Five years is the price tag to do what you love and never work a normal job again.

The Erotic Temptation to Take Shortcuts

So what goes wrong?

People turn their side hustle into a habit and then read about other side-hustlers. Creators love to share their tips and tricks. They package the information in a way that is appealing and makes it sound like you can achieve your goal in the next thirty days. This packaging helps get their message out, but it turns creators into hidden purchasers of lottery tickets.

They start to believe there are shortcuts. The phrase “growth hacks” becomes the job title they resonate the most with on Twitter or Linkedin.

There are no shortcuts that will make a side hustle into an income overnight because the path is different for everybody. It takes experimentation to figure out how you’re going to take what you like doing and turn it into your primary income source.

Growth hackers sell you shortcuts so they can make money for them. Read that again.

Results aren’t always easy to see. You can look at the dashboard of your favorite piece of software as a way to measure how you’re doing. What no dashboard shows you is the intangible results. Let me use my writing career as an example.

For the first few years nobody read my work. I had zero engagement. No publication wanted to release my work. All I did was write a helluva lot of content about topics I liked. Eventually, I found a way to tell stories my way. I figured out how many words a story should be.

I discovered what images I liked. I learned about crediting other creators and citing sources. I figured out how to format an article my way. Later, I found social media platforms and publications that resonated with my view of the world. Then I met writers who wrote about the same stuff as me. Up until this point I made zero dollars. The engagement on my writing didn’t really look like it had moved. So if I measured my success based on writing stats, then I would have given up.

But behind the scenes the intangible results were adding up. My work was becoming searchable in google. I could afford to build a website. I had slightly more online creator friends than when I started. I read more about how writers could earn a living. My knowledge of self-help topics had increased.

From a distance nothing had changed. Underneath the hood, my entire life had changed and I was on a path that would never have been predictable. Now I sit here having quit my job and thinking this is the life for me.

Daring to dream is seriously underrated.

It takes ages for tiny results to compound.
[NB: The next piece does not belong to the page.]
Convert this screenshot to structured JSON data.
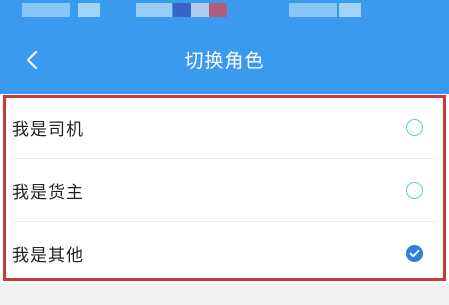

You can’t measure results with a dashboard. It’s the intangible results that quietly create transformation.

The Overlooked Strategy That Saved My Working Life

Practice your side hustle quietly behind closed doors. Don’t tell anyone about it. Lock the time in your calendar after hours. Enjoy the process of building whatever it is you want to create.

Ignore the critics.

Spend the first year building. Then stick at it for the next five years. If you do, the place you end up will be one you’ll look back and be proud of. You simply won’t be able to predict where you end up in five years and that’s the best part. This is the legitimate truth, no bullshit.